If $e_1$ is finite, so is $1-e_1\sim e_1$, and then $1=e_1\lor(1-e_1)$ is also finite. Let $p$ be a central projection with $pe_1\preceq pf_1$. We immediately get $p(1-e_1)\preceq p(1-f_1)$. So there exist projections $g_1,g_2$ with $g_1\leq f_1$, $g_2\leq 1-f_1$, and $pe_1\sim pg_1$, $p(1-e_1)\sim p g_2$. Then $$ p=pe_1+p(1-e_1)\sim pg_1+pg_2\leq pf_1+p(1-f_1)=p. $$ As $p$ is finite, this implies $pg_1+pg_2=p$. So $p(f_1-g_1)+p(f_2-g_2)=0$; this is a sum of projections, so $pg_1=pf_1$, $pg_2=pf_2$. It follows that $pe_1\sim pf_1$. In other words, $pe_1\prec pf_1$ is impossible. As can also also reverse roles, we get that $e_1\sim f_1$. So we have proven that $(1-q)e_1\sim (1-q)f_1$.

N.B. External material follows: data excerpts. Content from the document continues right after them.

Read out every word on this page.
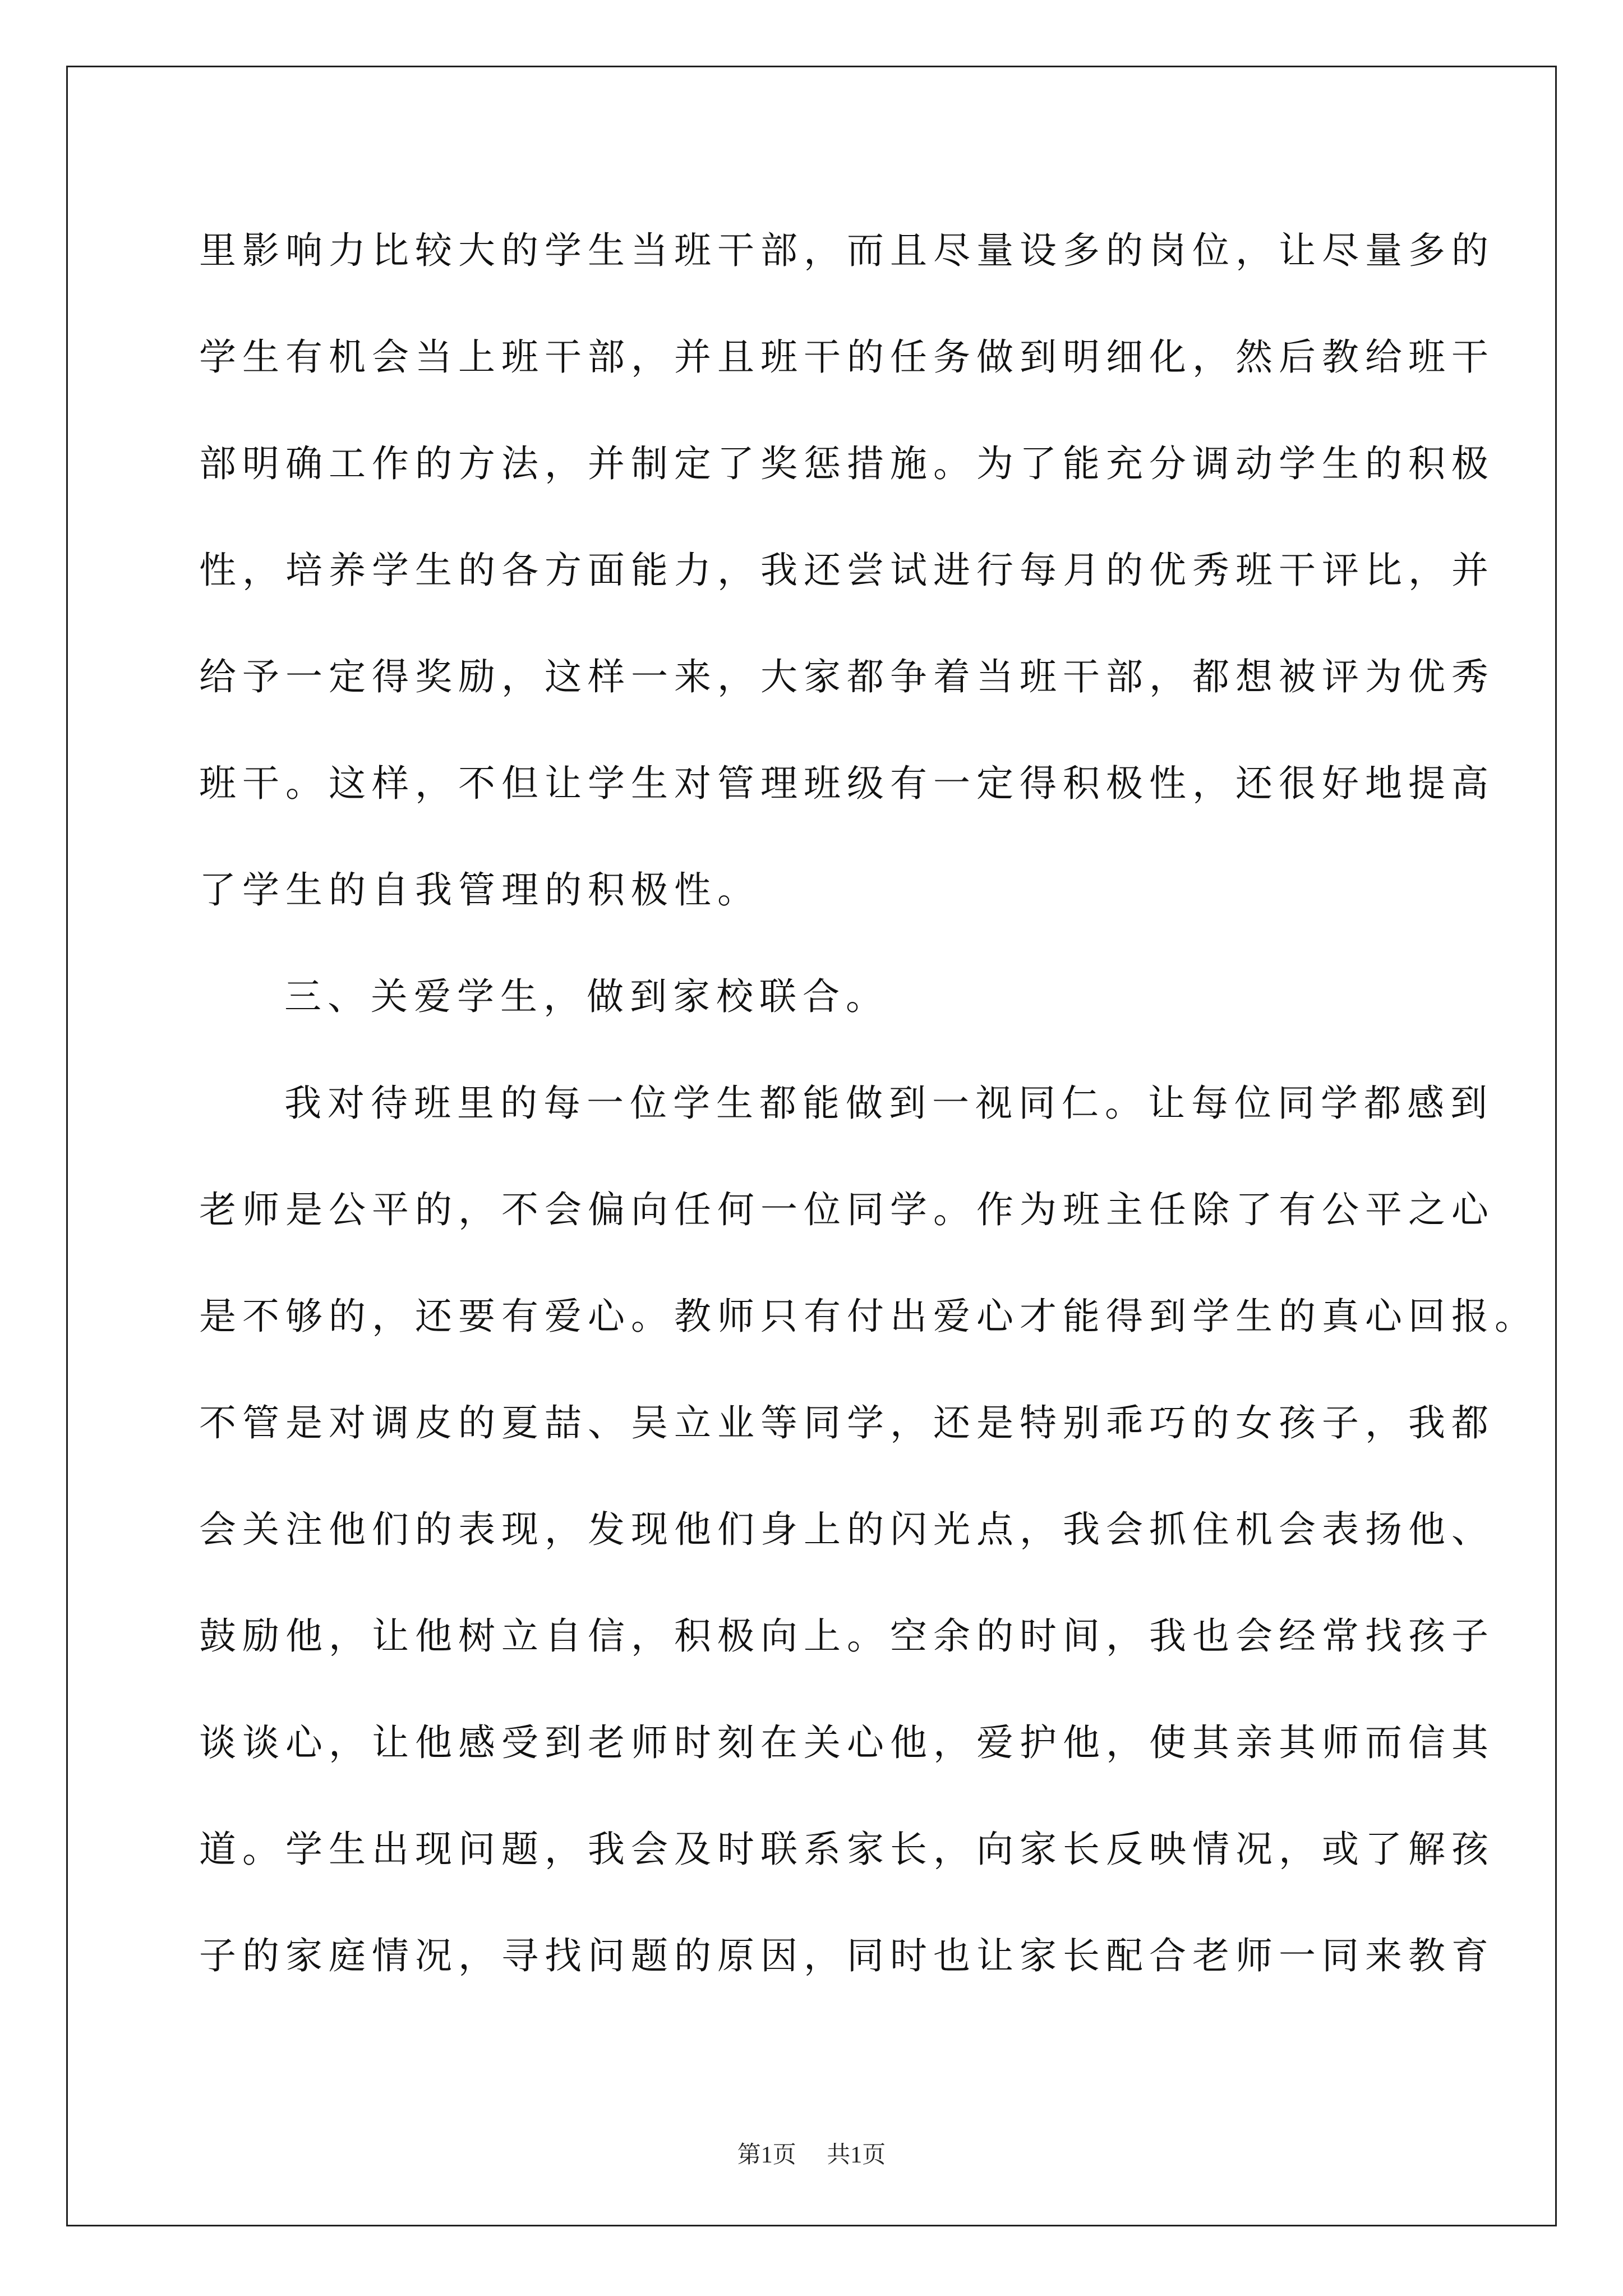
里影响力比较大的学生当班干部，而且尽量设多的岗位，让尽量多的
学生有机会当上班干部，并且班干的任务做到明细化，然后教给班干
部明确工作的方法，并制定了奖惩措施。为了能充分调动学生的积极
性，培养学生的各方面能力，我还尝试进行每月的优秀班干评比，并
给予一定得奖励，这样一来，大家都争着当班干部，都想被评为优秀
班干。这样，不但让学生对管理班级有一定得积极性，还很好地提高
了学生的自我管理的积极性。
三、关爱学生，做到家校联合。
我对待班里的每一位学生都能做到一视同仁。让每位同学都感到
老师是公平的，不会偏向任何一位同学。作为班主任除了有公平之心
是不够的，还要有爱心。教师只有付出爱心才能得到学生的真心回报。
不管是对调皮的夏喆、吴立业等同学，还是特别乖巧的女孩子，我都
会关注他们的表现，发现他们身上的闪光点，我会抓住机会表扬他、
鼓励他，让他树立自信，积极向上。空余的时间，我也会经常找孩子
谈谈心，让他感受到老师时刻在关心他，爱护他，使其亲其师而信其
道。学生出现问题，我会及时联系家长，向家长反映情况，或了解孩
子的家庭情况，寻找问题的原因，同时也让家长配合老师一同来教育
第1页 共1页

It remains to deal with $qe_1$, which is properly infinite. We have that $q$ is properly infinite; indeed, if $p\leq q$ is central and finite, then $pqe_1$ is finite so $pqe_1=0$ since $qe_1$ is properly. By the equivalence we have $pq(1-e_1)=0$, and so $p=pqe_1+pq(1-e_1)=0$.
Note that $qf_1$ is also properly infinite; if it weren't there would be a central projection $p\leq q$ with $pqf_1$ finite. By the equivalence we would have $pq(1-f_1)$ finite and then $p=pqf_1+pq(1-f_1)=p$ finite. This in turn makes $pqe_1$ finite, and then $p=0$ as above.
By this answer that you probably know about, we have $$ qe_1\sim qe_1\lor q (1-e_1)=q=qf_1\lor q(1-f_1)\sim qf_1. $$
Finally, from $qe_1\sim qf_1$ and $(1-q)e_1\sim(1-q)f_1$ we get $e_1\sim f_1$.